Si è conclusa la 74ª edizione del Festival del Cinema di Venezia, la prima che ha visto, tra le novità più interessanti, una competizione interamente dedicata alla VR, il Venice Virtual Reality Competition
Ormai da qualche anno il Festival si presenta anche come luogo dove ridiscutere il concetto stesso di cinema, la cui definizione appare sempre meno univoca; se la scorsa edizione ha visto per la prima volta l’inaugurazione di una sala interamente dedicata alla VR, quest’anno la direzione del Festival si è spinta oltre, istituendo un concorso ad hoc e ospitandolo nella location, inedita, dell’isola del Lazzaretto Vecchio, a un passo dal fronte lagunare del Lido. Restaurata per l’occasione, l’isola ha aperto i battenti ai visitatori per sei intense giornate di proiezioni, dal 31 agosto al 5 settembre. Noi di Connessioni c’eravamo.
Oltre al VR Theatre, dotato di postazioni attrezzate con dispositivi Diversion Cinema, sono state allestite, secondo un percorso museale classico, installazioni cosiddette “stand-up”, che hanno usufruito di tecnologie sia Vive che Oculus, segno che la VR si presenta tutt’oggi come un terreno largamente conteso tra i grandi player del mercato (senza contare il relativo successo del visore PlayStation VR, dedicato principalmente al mondo del gaming). I film selezionati sono stati diciotto, due dei quali finanziati dalla Biennale College Cinema.
La rassegna ha rappresentato infatti un punto d’incontro di grande interesse anche dal punto di vista produttivo, esito di un lungo lavoro avviato all’inizio del 2017 con l’istituzione del primo Biennale College Cinema – Virtual Reality, workshop nato con lo scopo di formare e di sviluppare nove progetti di realtà virtuale, con particolare attenzione ad aspetti quale l’individuazione dei target di mercato e dei canali di distribuzione adeguati. Due tra i nove progetti selezionati, finanziati grazie al supporto di Europa Creativa, del Netherlands Film Fund e del TorinoFilmLab, sono entrati nella competizione finale, mentre gli altri sette sono stati presentati nell’ambito del Venice Production Bridge, insieme ad altri otto progetti esterni.
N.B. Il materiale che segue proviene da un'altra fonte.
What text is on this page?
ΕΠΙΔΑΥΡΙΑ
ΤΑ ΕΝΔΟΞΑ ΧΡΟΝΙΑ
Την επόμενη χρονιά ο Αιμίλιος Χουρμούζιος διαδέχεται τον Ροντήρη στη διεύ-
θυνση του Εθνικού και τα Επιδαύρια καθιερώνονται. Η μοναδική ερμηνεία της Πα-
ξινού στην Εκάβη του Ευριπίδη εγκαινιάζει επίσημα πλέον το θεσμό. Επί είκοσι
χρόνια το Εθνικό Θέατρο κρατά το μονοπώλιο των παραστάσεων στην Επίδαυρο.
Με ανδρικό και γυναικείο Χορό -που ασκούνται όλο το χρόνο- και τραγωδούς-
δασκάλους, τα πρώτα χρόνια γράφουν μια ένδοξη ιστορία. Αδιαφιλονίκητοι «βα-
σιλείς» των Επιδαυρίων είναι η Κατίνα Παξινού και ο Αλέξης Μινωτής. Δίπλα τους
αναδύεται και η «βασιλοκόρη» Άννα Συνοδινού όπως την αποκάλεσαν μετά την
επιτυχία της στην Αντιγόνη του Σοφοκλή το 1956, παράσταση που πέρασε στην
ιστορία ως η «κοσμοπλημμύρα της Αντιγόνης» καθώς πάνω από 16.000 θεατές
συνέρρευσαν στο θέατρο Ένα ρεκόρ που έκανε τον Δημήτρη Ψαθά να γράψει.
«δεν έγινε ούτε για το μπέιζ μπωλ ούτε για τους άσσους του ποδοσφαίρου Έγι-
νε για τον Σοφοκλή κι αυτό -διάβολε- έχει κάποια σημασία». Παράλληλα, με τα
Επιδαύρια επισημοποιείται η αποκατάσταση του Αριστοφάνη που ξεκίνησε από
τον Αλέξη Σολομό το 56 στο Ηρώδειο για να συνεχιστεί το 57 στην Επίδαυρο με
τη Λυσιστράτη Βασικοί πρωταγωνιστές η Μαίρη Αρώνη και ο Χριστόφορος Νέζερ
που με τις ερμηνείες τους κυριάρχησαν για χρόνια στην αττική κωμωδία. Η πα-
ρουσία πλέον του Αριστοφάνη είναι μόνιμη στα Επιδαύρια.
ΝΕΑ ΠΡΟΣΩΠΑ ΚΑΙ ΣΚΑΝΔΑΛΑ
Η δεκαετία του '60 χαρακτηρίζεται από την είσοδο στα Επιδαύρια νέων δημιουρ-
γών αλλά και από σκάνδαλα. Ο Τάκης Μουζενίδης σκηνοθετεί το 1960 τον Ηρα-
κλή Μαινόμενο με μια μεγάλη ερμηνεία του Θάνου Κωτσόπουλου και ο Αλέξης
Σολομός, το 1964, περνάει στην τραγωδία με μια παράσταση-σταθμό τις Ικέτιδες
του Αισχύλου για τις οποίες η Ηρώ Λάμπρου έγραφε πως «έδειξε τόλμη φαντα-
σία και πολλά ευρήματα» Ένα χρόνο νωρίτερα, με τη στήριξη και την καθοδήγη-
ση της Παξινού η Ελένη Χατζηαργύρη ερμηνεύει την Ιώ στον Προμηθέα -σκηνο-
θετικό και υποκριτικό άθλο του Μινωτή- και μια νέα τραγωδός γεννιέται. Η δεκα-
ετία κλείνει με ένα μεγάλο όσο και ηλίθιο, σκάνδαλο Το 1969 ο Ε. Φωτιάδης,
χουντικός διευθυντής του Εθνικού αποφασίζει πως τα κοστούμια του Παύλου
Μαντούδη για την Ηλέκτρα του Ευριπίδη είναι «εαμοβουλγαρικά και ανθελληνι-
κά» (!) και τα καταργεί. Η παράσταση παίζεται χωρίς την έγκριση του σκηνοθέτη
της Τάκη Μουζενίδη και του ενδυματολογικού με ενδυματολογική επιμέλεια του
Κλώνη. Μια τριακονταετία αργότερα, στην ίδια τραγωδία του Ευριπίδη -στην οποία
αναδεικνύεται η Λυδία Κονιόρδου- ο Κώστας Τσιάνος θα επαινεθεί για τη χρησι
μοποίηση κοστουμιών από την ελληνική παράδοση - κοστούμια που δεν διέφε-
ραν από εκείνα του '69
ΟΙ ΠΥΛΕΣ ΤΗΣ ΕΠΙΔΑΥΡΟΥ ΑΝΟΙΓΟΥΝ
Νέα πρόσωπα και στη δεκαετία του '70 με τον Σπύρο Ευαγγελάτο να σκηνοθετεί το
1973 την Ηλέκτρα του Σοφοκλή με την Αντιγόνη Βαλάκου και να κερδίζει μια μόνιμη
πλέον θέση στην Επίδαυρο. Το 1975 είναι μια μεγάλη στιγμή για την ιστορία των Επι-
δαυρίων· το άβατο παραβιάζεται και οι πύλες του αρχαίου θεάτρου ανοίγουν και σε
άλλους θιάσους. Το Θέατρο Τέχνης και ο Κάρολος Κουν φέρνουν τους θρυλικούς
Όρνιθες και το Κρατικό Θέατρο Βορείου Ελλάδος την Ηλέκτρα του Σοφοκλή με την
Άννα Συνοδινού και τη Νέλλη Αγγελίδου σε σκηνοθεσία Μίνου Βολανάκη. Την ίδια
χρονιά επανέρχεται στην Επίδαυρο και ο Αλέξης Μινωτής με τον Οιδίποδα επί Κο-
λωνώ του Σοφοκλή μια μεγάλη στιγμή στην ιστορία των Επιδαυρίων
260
Gli organizzatori si sono dimostrati entusiasti nei confronti tale esperienza, assolutamente pionieristica in Italia: come ha dichiarato Alberto Barbera, direttore della Mostra, “siamo rimasti basiti dal numero di opere arrivate: chi si ferma sugli aspetti tattili, chi sulle storie, o sulla sperimentazione del mezzo. Il virtuale conferma che il cinema è esploso”. Le premesse, quindi, sembrano essere confermate: la VR non si sostituirà al cinema, ma correrà al suo fianco. Ad essere premiati, nella cerimonia del 9 settembre al Palabiennale, sono Arden’s Wake di Eugene YK Chung, La camera insabbiata di Laurie Anderson e Hsin-Chien Huang e Bloodless di Gina Kim. Decisamennte d’impatto, tra le opere presentate, le installazioni The Last Goodbye, simulazione della prigionia nei campi di concentramento finanziata dalla USC Shoah Foundation e firmata da Gabo Arora e Ari Palitz, e Greenland Melting di Catherine Upin e Julia Cort, efficace documentario interattivo sullo scioglimento dei ghiacciai in Groenlandia e sui potenziali rischi per l’equilibrio globale. Da segnalare, infine, il primo film in VR del regista di culto Tsai-Ming Liang Jia zài lánre sì (The Deserted), per il quale sono sbarcati sull’isola appassionati di tecnologia, ma anche e soprattutto di cinema, e la cosa non può che farci piacere. Restano, certo, i problemi che caratterizzano tutta la scena VR, anche in quelle produzioni che, come in quest’ultimo caso, impiegano strumenti di ripresa di ultima generazione (la camera Jaunt One 360 gradi): bassa risoluzione in uscita, bassa gamma dinamica, sensibili variazioni di colore, etc. Eppure, le premesse per un miglioramento ci sono tutte; o almeno, questa è l’aria che si è respirata in questi giorni.